Another significant difference between Climacell and traditional forecasting technologies is that Climacell does ground-level tracking. It can differentiate between, say, the intensity of rainfall from one street to another as opposed to the monitoring done by radars high up in the sky.
The company is marketing itself through two of its products – “Hypercast” which integrates data from across networks and an “API” that companies can incorporate into their applications or to use weather data for internal analysis.
Weathering The Storm
The startup has identified and cashed upon the widespread need of weather data, in an effort to keep “planes, cranes, trades, or outdoor games ahead of the weather”. Some businesses need historical data, some need real-time, and many others – from media houses to logistics companies – need real-time and short-term weather data. Naturally, Climacell’s clients are a range of businesses who are heavily reliant on data – from airlines to governments, transportation and logistics or construction companies and even professional sports leagues.
Recently, Climacell extracted all the dates of the Pittsburgh baseball team Pirates’ home games to identify if the team has a higher possibility of victory when it rains (it does).
Last year, Massachusetts Emergency Management Agency (MEMA) used Climacell’s Hypercast to access real-time, street-level weather data along the entire route of the Boston Marathon. But Climacell’s most unique client is a hedge fund that uses weather forecasts to make trades.

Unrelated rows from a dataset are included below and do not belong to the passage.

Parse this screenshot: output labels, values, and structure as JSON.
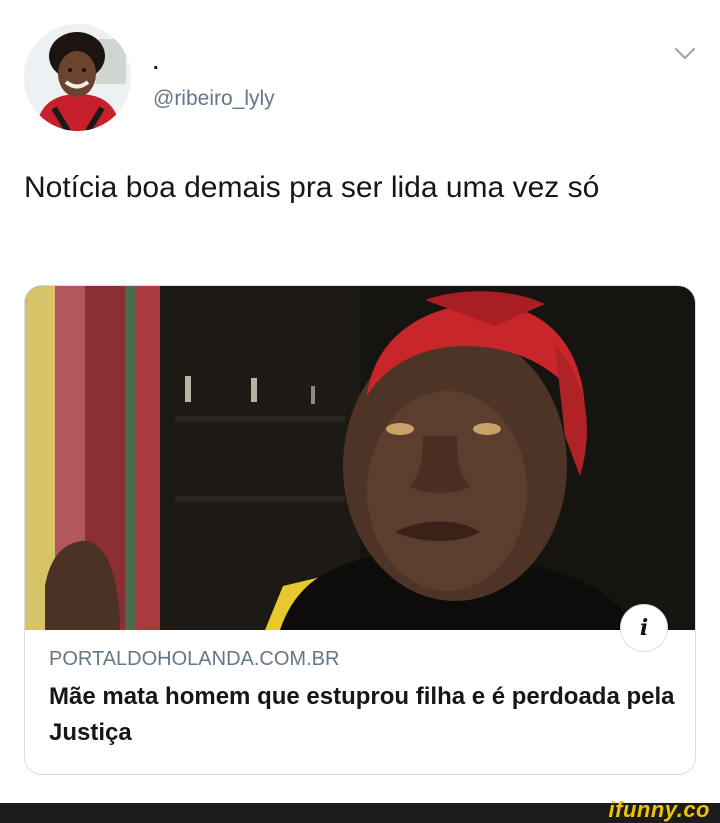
{
  "tweet": {
    "display_name": ".",
    "handle": "@ribeiro_lyly",
    "text": "Notícia boa demais pra ser lida uma vez só"
  },
  "card": {
    "domain": "PORTALDOHOLANDA.COM.BR",
    "title": "Mãe mata homem que estuprou filha e é perdoada pela Justiça",
    "info_icon": "info-icon",
    "info_glyph": "i"
  },
  "icons": {
    "menu": "chevron-down-icon"
  },
  "watermark": {
    "text": "ifunny.co"
  },
  "colors": {
    "secondary_text": "#657786",
    "card_border": "#d8dee3",
    "watermark": "#f2c200",
    "headscarf": "#c8262a"
  }
}
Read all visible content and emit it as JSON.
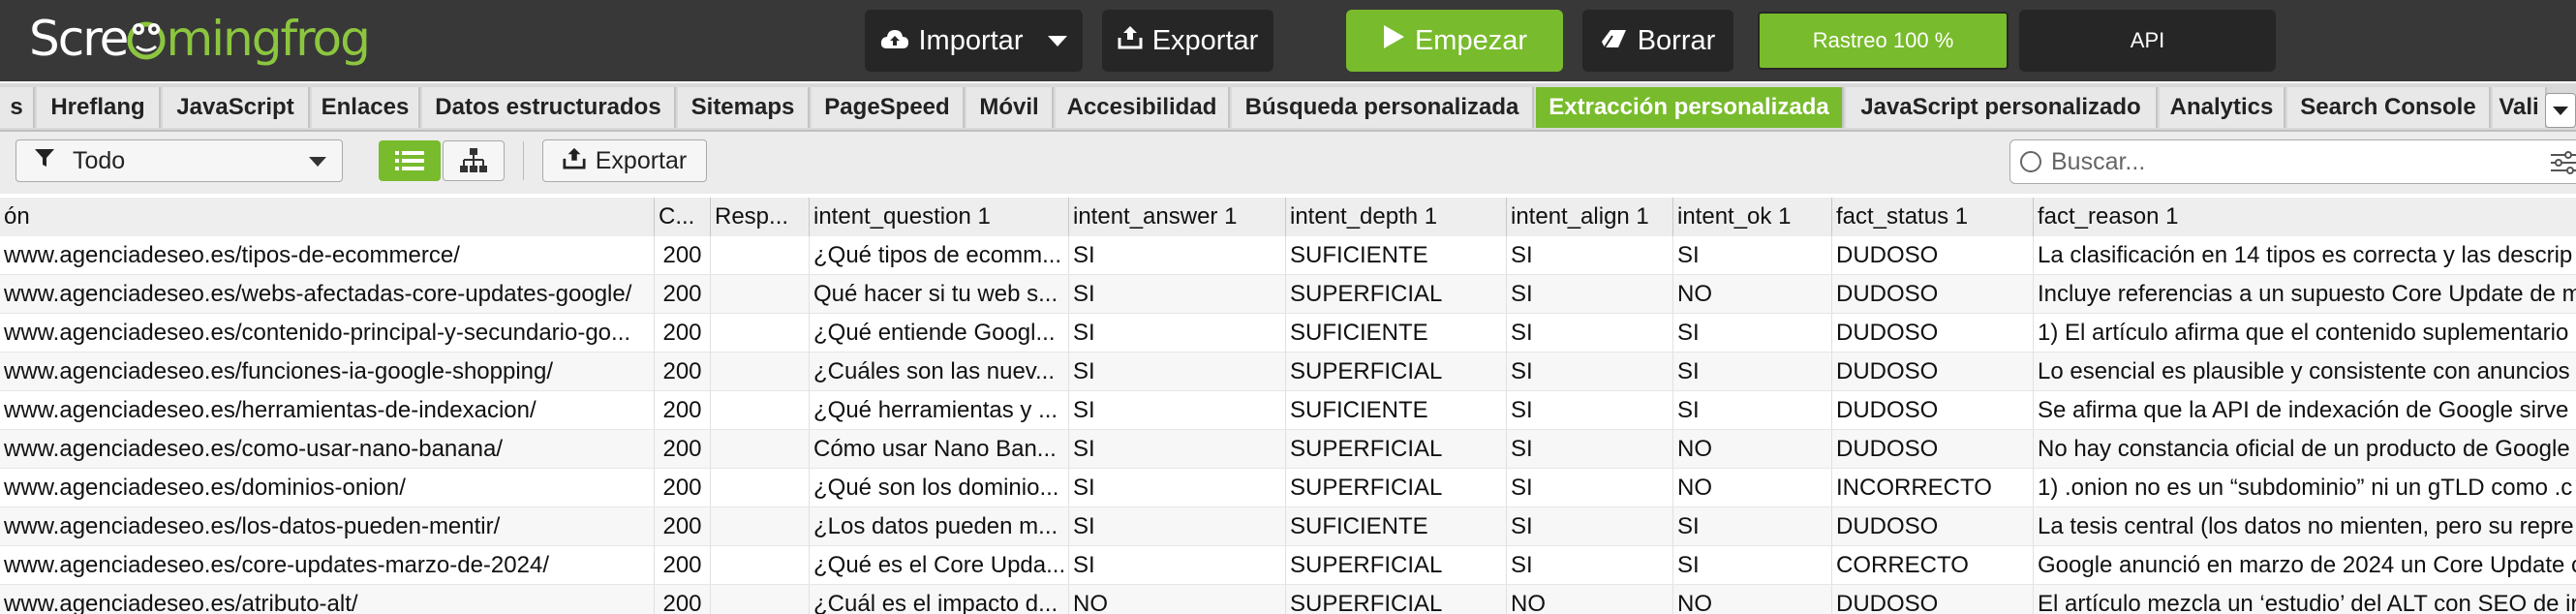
{
  "app": {
    "logo_part1": "Scre",
    "logo_part2": "mingfrog",
    "import_label": "Importar",
    "export_label": "Exportar",
    "start_label": "Empezar",
    "clear_label": "Borrar",
    "crawl_status": "Rastreo 100 %",
    "crawl_progress_fraction": 1.0,
    "api_label": "API"
  },
  "tabs": [
    {
      "label": "s"
    },
    {
      "label": "Hreflang"
    },
    {
      "label": "JavaScript"
    },
    {
      "label": "Enlaces"
    },
    {
      "label": "Datos estructurados"
    },
    {
      "label": "Sitemaps"
    },
    {
      "label": "PageSpeed"
    },
    {
      "label": "Móvil"
    },
    {
      "label": "Accesibilidad"
    },
    {
      "label": "Búsqueda personalizada"
    },
    {
      "label": "Extracción personalizada"
    },
    {
      "label": "JavaScript personalizado"
    },
    {
      "label": "Analytics"
    },
    {
      "label": "Search Console"
    },
    {
      "label": "Vali"
    }
  ],
  "active_tab": "Extracción personalizada",
  "toolbar": {
    "filter_value": "Todo",
    "export_label": "Exportar",
    "search_placeholder": "Buscar..."
  },
  "table": {
    "columns": [
      "ón",
      "C...",
      "Resp...",
      "intent_question 1",
      "intent_answer 1",
      "intent_depth 1",
      "intent_align 1",
      "intent_ok 1",
      "fact_status 1",
      "fact_reason 1"
    ],
    "rows": [
      [
        "www.agenciadeseo.es/tipos-de-ecommerce/",
        "200",
        "",
        "¿Qué tipos de ecomm...",
        "SI",
        "SUFICIENTE",
        "SI",
        "SI",
        "DUDOSO",
        "La clasificación en 14 tipos es correcta y las descrip"
      ],
      [
        "www.agenciadeseo.es/webs-afectadas-core-updates-google/",
        "200",
        "",
        "Qué hacer si tu web s...",
        "SI",
        "SUPERFICIAL",
        "SI",
        "NO",
        "DUDOSO",
        "Incluye referencias a un supuesto Core Update de m"
      ],
      [
        "www.agenciadeseo.es/contenido-principal-y-secundario-go...",
        "200",
        "",
        "¿Qué entiende Googl...",
        "SI",
        "SUFICIENTE",
        "SI",
        "SI",
        "DUDOSO",
        "1) El artículo afirma que el contenido suplementario"
      ],
      [
        "www.agenciadeseo.es/funciones-ia-google-shopping/",
        "200",
        "",
        "¿Cuáles son las nuev...",
        "SI",
        "SUPERFICIAL",
        "SI",
        "SI",
        "DUDOSO",
        "Lo esencial es plausible y consistente con anuncios"
      ],
      [
        "www.agenciadeseo.es/herramientas-de-indexacion/",
        "200",
        "",
        "¿Qué herramientas y ...",
        "SI",
        "SUFICIENTE",
        "SI",
        "SI",
        "DUDOSO",
        "Se afirma que la API de indexación de Google sirve p"
      ],
      [
        "www.agenciadeseo.es/como-usar-nano-banana/",
        "200",
        "",
        "Cómo usar Nano Ban...",
        "SI",
        "SUPERFICIAL",
        "SI",
        "NO",
        "DUDOSO",
        "No hay constancia oficial de un producto de Google"
      ],
      [
        "www.agenciadeseo.es/dominios-onion/",
        "200",
        "",
        "¿Qué son los dominio...",
        "SI",
        "SUPERFICIAL",
        "SI",
        "NO",
        "INCORRECTO",
        "1) .onion no es un “subdominio” ni un gTLD como .c"
      ],
      [
        "www.agenciadeseo.es/los-datos-pueden-mentir/",
        "200",
        "",
        "¿Los datos pueden m...",
        "SI",
        "SUFICIENTE",
        "SI",
        "SI",
        "DUDOSO",
        "La tesis central (los datos no mienten, pero su repre"
      ],
      [
        "www.agenciadeseo.es/core-updates-marzo-de-2024/",
        "200",
        "",
        "¿Qué es el Core Upda...",
        "SI",
        "SUPERFICIAL",
        "SI",
        "SI",
        "CORRECTO",
        "Google anunció en marzo de 2024 un Core Update c"
      ],
      [
        "www.agenciadeseo.es/atributo-alt/",
        "200",
        "",
        "¿Cuál es el impacto d...",
        "NO",
        "SUPERFICIAL",
        "NO",
        "NO",
        "DUDOSO",
        "El artículo mezcla un ‘estudio’ del ALT con SEO de ir"
      ]
    ]
  },
  "colors": {
    "accent_green": "#78bb2c",
    "topbar_bg": "#383838",
    "button_dark": "#262626"
  },
  "icons": [
    "frog-logo-icon",
    "cloud-upload-icon",
    "export-icon",
    "play-icon",
    "eraser-icon",
    "filter-icon",
    "list-view-icon",
    "tree-view-icon",
    "search-icon",
    "sliders-icon",
    "chevron-down-icon"
  ]
}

The Boston-based startup’s pitch to these companies is that it has “double the reliability of radars” and that its short-term forecasting – called nowcasting – is also more reliable than anything else. Moreover, unlike radars that are updated a couple of times in an hour, Climacell updates every minute.
Presently, the startup claims to offer full coverage in the U.S. with plans to use recent funding to expand to India and across the globe. Elkabetz says that its vision is to not only answer questions like “How much insurance is needed for an office building in a flood-prone area? Or how will a prolonged heat wave affect retail sales?” but also work with governments to answer something like “What impact will a drought have on crop production?”
It’s thus that the startup’s role of providing accurate, reliable weather data in developing countries like India becomes important. Climacell intends to help “farmers better monitor and predict rainfall to plan their next steps and improve their yields.” But working with the Indian government, Elkabetz told Forbes, is not something they aim to profit from.